Winker is generally regarded as a better defender than either Castellanos or Kyle Schwarber, and most pundits expect both those players to command weighty contracts in free agency. Winker has been a better defender and better hitter than both over the past two seasons. There are surely teams that would rather part with prospects to acquire two years of Winker than pay annual salaries near (or in excess of) $20MM for Schwarber and Castellanos.

Frankly, any team that needs a left-handed bat and/or a boost in the outfield ought to be pounding on the Reds’ door in an effort to pry Winker away once the lockout lifts. He’s not without his flaws, but he’s an elite bat against right-handed pitching who can at least post a passable OBP against lefties. Winker won’t turn 29 until August, and while we can’t know his exact salary over the next two seasons, he’ll clock in at less than $20MM total.

All of that leads to the other side of the equation for the Reds.
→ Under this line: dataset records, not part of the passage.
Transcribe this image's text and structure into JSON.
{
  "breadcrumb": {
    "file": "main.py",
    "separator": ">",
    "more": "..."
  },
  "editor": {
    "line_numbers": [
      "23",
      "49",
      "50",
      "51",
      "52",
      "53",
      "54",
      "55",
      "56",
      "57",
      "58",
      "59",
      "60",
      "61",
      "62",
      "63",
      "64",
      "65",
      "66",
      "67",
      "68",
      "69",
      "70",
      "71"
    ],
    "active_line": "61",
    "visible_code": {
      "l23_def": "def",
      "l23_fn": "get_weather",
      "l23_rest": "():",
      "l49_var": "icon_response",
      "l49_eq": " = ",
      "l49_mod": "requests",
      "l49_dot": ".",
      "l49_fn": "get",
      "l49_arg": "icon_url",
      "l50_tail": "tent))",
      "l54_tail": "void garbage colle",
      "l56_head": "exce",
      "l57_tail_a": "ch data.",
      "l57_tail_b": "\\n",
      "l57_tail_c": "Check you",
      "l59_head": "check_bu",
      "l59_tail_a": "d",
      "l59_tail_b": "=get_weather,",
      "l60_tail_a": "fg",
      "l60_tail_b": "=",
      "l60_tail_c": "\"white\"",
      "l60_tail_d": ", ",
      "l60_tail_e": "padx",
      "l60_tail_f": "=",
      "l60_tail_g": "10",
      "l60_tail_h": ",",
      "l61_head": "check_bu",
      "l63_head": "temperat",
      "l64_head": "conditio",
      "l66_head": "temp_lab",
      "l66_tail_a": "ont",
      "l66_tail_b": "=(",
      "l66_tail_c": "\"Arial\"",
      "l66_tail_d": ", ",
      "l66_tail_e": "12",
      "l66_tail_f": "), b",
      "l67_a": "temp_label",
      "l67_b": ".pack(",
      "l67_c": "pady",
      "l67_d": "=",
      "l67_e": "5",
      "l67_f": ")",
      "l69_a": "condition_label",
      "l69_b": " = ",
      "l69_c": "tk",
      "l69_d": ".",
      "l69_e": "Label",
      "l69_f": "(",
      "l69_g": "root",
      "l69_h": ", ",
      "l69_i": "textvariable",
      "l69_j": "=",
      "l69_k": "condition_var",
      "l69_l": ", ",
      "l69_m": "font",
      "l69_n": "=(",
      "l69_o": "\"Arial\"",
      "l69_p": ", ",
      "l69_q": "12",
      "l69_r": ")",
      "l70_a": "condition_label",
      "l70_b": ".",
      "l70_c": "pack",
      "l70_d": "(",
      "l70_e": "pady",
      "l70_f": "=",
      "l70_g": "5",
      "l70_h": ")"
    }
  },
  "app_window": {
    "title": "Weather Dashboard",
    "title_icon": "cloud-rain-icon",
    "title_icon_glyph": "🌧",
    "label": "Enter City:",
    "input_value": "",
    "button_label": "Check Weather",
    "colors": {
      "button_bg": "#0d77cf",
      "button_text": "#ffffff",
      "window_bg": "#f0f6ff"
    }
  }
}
If they’re not going to trade Winker, now’s the time they should be mulling a multi-year extension with an eye toward making him a focal point of the lineup for years beyond his current slate of club control. By the time next spring rolls around, he’ll only be a year from free agency and may not be as amenable to negotiations — particularly not if he’s punched his ticket to another hefty arbitration raise with a strong 2022 season.

So, what might an extension cost? In terms of recent comparables, there haven’t been many outfielders to sign long-term deals when they’re sitting between four and five years of Major League service time. Randal Grichuk notched another four years and $47MM on top of what would’ve been a $5MM salary for his second arbitration year early in the 2019 season, but Winker has been a vastly more productive player. Adam Jones’ six-year, $85.5MM deal is a decade old at this point.

Winker should command something in the $15-18MM range for his remaining two arbitration seasons. Tacking on three years beyond that would seem a reasonable target for the Reds, though given his age, Winker’s reps might advocate for a longer deal over one that sends him back to the market as a 33-year-old. Mid-range corner outfielders like Josh Reddick and Avisail Garcia have reached/topped $13MM annual salaries on four-year deals in recent years. Castellanos received a $16MM annual salary on his first deal with the Reds — the same AAV the Astros gave to a much older but nonetheless productive bat-first player, Michael Brantley. Winker’s production should put him closer to Castellanos territory than Reddick/Garcia territory.

These are all generalities, of course, but a five- or six-year deal that values Winker’s free-agent seasons in the $16MM vicinity doesn’t seem outlandish. After all, were he to go year-to-year and continue at his current pace, he’d hit the market in advance of his age-30 season and could justifiably seek an annual salary more in line with whatever Schwarber and Castellanos land post-lockout.

Ultimately, the Reds could opt for the conservative route, holding onto their left fielder and going year-to-year with Winker through the remainder of his arbitration eligibility. If they’re truly willing to listen to offers on their top three starters, though, there’s little sense in not doing the same with Winker — unless an extension is expected down the line. Based on the team’s spending habits since the close of the 2020 season, an extension would register as a surprise. Perhaps it’s a hard “no” from the Reds, but listening to offers on Gray, Castillo and Mahle while turning away interest in Winker would be an odd line to draw in the sand.